During the summer of 1862 the Arkansas State Capital moved from Little Rock to Hot Springs to escape the approaching Union Army and the city served as the State Capital at least from July 2 to July 14. The state's records were stored in Governor Henry Massie Rector's two-story home and adjacent log kitchen on the site of the present day Arlington Lawn.

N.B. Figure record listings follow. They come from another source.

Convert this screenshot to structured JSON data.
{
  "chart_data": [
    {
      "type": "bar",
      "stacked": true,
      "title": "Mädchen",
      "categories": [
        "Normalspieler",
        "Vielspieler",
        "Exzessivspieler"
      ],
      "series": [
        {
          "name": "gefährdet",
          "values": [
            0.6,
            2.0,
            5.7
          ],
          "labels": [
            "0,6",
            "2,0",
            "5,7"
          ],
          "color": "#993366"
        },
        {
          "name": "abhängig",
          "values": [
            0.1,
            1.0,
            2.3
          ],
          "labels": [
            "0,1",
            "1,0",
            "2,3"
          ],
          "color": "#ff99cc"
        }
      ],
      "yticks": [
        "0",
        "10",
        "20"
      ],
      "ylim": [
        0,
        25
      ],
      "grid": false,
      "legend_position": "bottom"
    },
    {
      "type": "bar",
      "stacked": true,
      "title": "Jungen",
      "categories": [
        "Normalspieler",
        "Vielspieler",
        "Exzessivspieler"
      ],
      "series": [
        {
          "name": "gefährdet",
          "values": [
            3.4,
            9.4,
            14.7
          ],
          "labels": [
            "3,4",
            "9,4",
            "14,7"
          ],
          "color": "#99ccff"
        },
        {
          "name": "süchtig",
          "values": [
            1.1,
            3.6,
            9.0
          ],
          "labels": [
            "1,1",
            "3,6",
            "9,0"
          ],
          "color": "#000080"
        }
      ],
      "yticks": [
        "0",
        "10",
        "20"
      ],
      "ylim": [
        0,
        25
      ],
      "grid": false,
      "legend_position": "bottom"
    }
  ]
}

The capital moved back to Little Rock after its brief time in Hot Springs before moving again in September 1863 to Old Washington in Hempstead County, where it remained until the war ended.
"As we mark the sesquicentennial of our town serving as the state capital, we started discussing how to best bring attention to those July days in 1862," said Josie Fernandez, Superintendent of Hot Springs National Park. "So we contacted folks we thought would like to join us in that endeavor and we are very excited about the response."

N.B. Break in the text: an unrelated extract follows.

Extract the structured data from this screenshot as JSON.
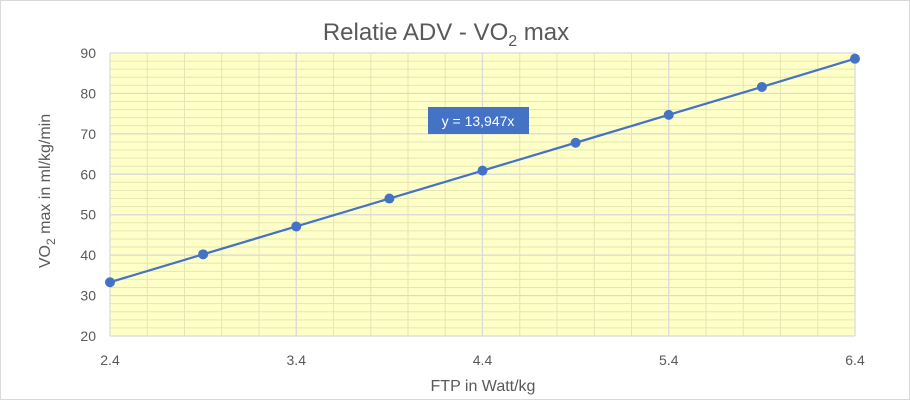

Todd Cranson, Executive Director of the Hot Springs Music Festival, and Liz Robbins, Executive Director, Garland County Historical Society, greeted the idea with enthusiasm and were on board from the start of the discussions.
"We have chosen to present a 19th century civilian ball," said Cranson. "The story of the Civil War in Hot Springs is primarily a story of individual people's struggles. 150 years later a diversion like this is still a popular way to escape the troubles of life and enjoy the people around you who really matter most."
For Robbins, the weekend presented a great opportunity to learn more about that period in American history.
"A lot happened here during the Civil War - the 1862 move of the state capital, men leaving to join the Northern and the Southern armies, fierce skirmishes, looting and killings by guerrilla bands, food shortages, and the burning of the town, " she said. "This weekend event is a great opportunity to learn about our Civil War past and to think about how much we today have been affected by those times."
Others groups involved in "A Capital Weekend" include the Arkansas History Commission, Visit Hot Springs, and the Arkansas Rehabilitation Center.